Earlier in July, the Nigerian army claimed the fight against Boko Haram terrorists — who have killed more than 20,000 people in Nigeria and neighbouring countries since 2009 according to various NGO estimates — was successfully over. Colonel Sani Usman, spokesperson for the Nigerian army, said there were no longer Boko Haram camps in the country' s northeast, where the group targets its insurgency.

"We have come to the point that we can beat our chest and decisively say we have dealt with Boko Haram. The situation in the northeast has tremendously improved," Usman said.

However, the army's statement seems to be in contradiction with several reports that emerged around the same time as Usman's remarks.

Earlier this month, several soldiers went missing during a Boko Haram ambush in Borno state, the epicentre of the group's insurgency. A few days later, the United Nations Children's Emergency Fund (Unicef) warned that hundreds of children displaced by the conflict were at risk of starvation.

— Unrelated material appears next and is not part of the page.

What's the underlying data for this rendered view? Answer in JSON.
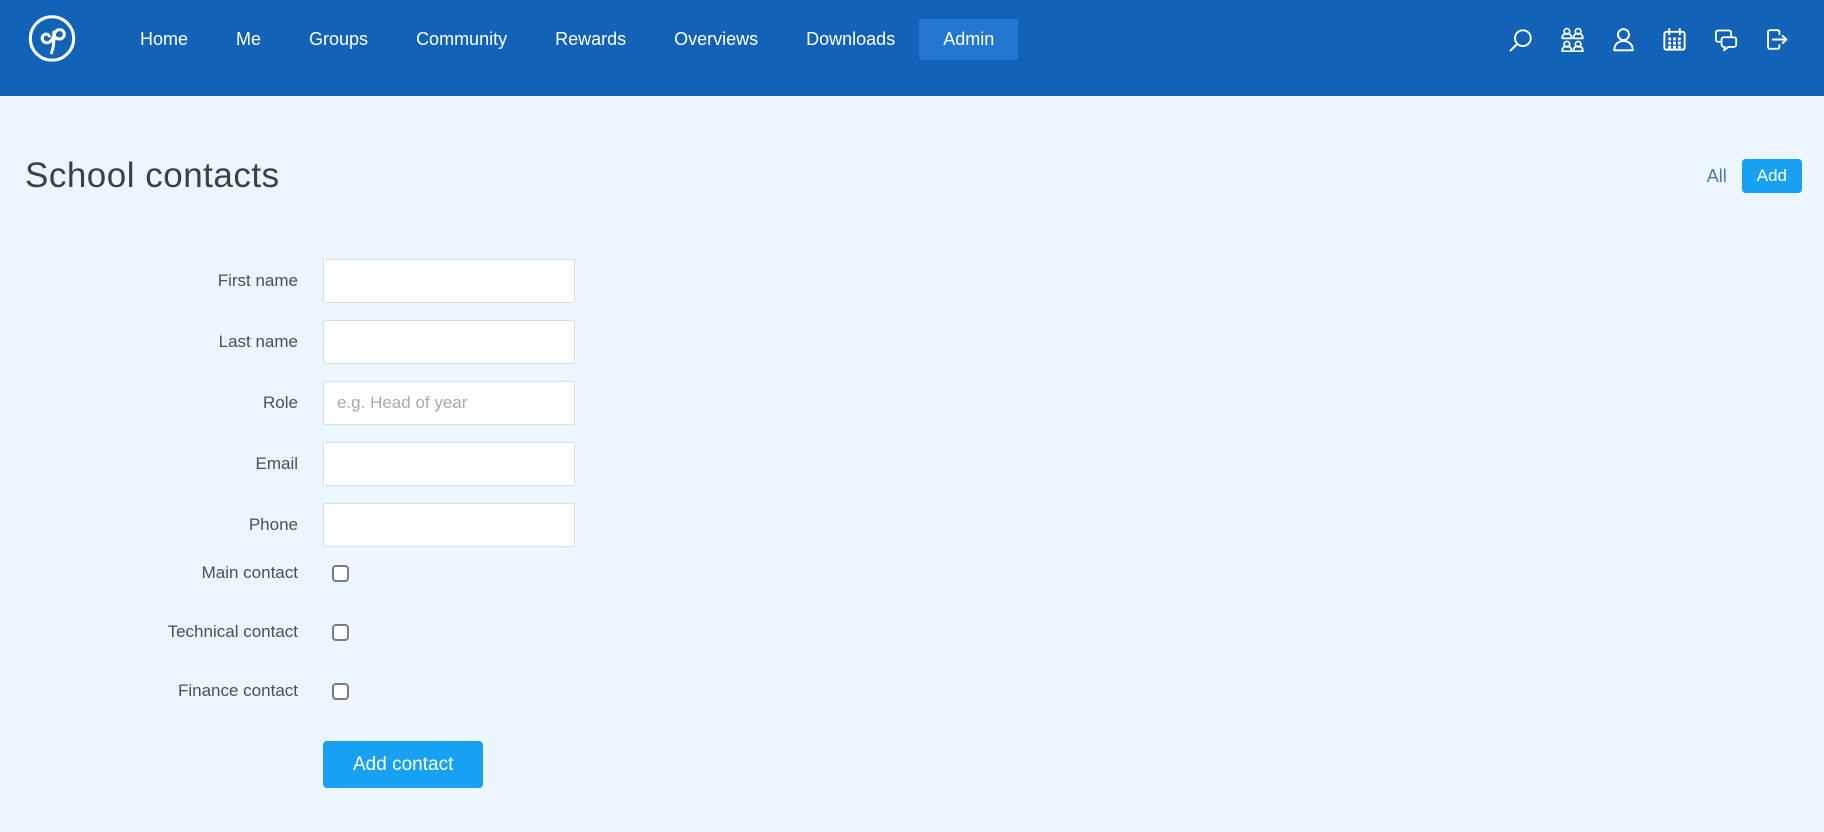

On 28 July, the UN condemned Boko Haram for its "almost unimaginable" violence and urged the countries hit by the attacks to solve the underlying issues behind the insurgency.

Boko Haram Nigeria
A poster in Maiduguri displays 100 Boko Haram suspects said to be wanted by the Nigerian armygetty images

Nigeria often claims victory over Boko Haram

This is not the first time the Nigerian army and government have claimed that the fight against Boko Haram was over.

Although Nigeria's President Muhammadu Buhari declared a technical victory over the insurgents in December 2015, Boko Haram has continued to carry out attacks, with security experts warning underlying issues such as disenfranchisement, poverty and strong links with IS continue to pose major threats to stability in the region.

Nigeria is spearheading an ongoing regional offensive against Boko Haram. The task force consists of 8,700 troops from Nigeria, Niger, Chad, Cameroon and Benin.

The joint offensive has scored some successes, such as the recapture of several territories and the release of thousands of civilians previously held captive.

However, commentators have pointed out a military strategy alone is not enough to defeat the terrorists, affiliated with both the Islamic State (Isis/Daesh) and al-Qaeda.

"As long as Boko Haram terrorists are able to recruit and carry out attacks, Nigeria's talks of victory are premature,"David Otto, CEO of global security provider TGS Intelligence Consultants, told IBTimes UK.

"Defeating Boko Haram requires not only denying them the opportunity to carry attacks which only deals with their attack strategy. There must be evidence that Boko Haram can no longer recruit from vulnerable men and women , acquire more arms and most importantly that the ideology has been dealt with. Otherwise we are just dealing with the surface level," Otto continued.